Certes, vous pouvez également utiliser votre Or et vos larbins dans vos forges pour améliorer armes et armures. L’idée de sacrifier sans remord vos compagnons afin qu’ils apportent une puissance magique à vos objets est très amusante mais elle est en pratique assez décevante vu que les rats continuent de vous mordre les pieds et que vos coups d’épées ne sont toujours pas dévastateurs.

Il est passé par ici, il repassera par là !
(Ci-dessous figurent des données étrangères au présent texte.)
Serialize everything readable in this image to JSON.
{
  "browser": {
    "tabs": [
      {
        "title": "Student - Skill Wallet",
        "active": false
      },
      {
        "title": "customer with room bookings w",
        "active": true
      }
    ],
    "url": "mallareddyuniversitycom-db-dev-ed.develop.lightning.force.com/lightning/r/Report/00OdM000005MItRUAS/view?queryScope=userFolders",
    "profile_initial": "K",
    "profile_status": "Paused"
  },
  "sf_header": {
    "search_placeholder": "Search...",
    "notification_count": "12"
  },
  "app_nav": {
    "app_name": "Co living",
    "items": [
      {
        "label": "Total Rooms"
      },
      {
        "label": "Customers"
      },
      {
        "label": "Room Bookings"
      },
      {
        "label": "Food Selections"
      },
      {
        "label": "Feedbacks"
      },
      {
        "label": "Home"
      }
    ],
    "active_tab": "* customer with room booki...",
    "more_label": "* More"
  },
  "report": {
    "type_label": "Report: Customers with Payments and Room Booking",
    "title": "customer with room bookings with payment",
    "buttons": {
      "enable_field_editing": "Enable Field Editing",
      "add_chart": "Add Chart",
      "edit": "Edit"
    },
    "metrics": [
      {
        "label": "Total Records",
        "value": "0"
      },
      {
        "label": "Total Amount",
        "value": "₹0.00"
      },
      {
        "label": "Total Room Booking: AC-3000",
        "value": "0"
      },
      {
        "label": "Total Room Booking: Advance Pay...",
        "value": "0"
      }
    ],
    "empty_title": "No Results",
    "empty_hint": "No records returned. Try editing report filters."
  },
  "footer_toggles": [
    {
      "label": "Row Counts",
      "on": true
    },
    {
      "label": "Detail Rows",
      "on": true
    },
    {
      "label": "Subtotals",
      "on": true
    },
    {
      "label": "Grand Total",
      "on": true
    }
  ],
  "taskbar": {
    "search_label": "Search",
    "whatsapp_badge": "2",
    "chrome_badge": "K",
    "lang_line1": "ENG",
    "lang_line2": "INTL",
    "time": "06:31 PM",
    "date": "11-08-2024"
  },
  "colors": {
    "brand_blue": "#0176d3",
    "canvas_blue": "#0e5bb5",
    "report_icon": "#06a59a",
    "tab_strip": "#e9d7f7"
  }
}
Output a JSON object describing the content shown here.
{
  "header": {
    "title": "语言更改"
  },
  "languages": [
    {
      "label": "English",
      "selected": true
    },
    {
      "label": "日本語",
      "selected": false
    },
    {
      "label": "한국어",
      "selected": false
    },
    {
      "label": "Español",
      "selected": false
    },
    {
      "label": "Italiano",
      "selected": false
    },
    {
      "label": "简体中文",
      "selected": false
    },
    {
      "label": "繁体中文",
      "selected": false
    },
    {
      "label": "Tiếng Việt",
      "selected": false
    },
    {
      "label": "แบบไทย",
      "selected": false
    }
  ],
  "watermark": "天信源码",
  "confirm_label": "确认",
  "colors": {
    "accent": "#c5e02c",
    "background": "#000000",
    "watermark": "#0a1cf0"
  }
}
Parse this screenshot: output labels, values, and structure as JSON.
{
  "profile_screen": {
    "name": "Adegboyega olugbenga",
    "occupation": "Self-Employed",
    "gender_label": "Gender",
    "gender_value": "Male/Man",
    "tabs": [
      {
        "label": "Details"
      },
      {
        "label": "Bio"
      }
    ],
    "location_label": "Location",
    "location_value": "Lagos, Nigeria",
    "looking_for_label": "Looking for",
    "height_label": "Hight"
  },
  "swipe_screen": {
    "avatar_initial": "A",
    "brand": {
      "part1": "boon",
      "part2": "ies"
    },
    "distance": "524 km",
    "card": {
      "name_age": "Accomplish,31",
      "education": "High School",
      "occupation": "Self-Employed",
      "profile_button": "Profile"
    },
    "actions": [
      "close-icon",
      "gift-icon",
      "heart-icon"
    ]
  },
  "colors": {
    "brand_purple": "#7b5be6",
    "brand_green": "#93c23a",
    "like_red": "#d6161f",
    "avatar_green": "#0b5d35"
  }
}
Au chapitre des choses qui agacent, il y a le GPS. Ou plus exactement, le manque de boussole, carte ou quoi que ce soit qui pourrait vous aider à vous orienter. Les environnements sont vastes, avec souvent des petits chemins qui cachent un chaudron plein d’Or ou une récompense quelconque. Oui mais ici, c’est comme dans la vraie vie sans boussole. Il faut vraiment reconnaître son chemin pour ne pas se perdre et repasser 35 fois devant le même champ de citrouilles ou la même maison. Et il ne sert à rien de les détruire pour marquer son chemin comme le petit poucet. Si vous changez de lieu et que vous revenez par la suite, et bien tout sera aussi neuf qu’auparavant. Vous avez tué 30 moutons ? Il y en a d’autres ! Les maisons se réparent, les trésors sont de nouveau là et ainsi de suite. Alors, c’est pratique pour refaire le plein de larbins ou renflouer les caisses mais c’est d’un répétitif assommant.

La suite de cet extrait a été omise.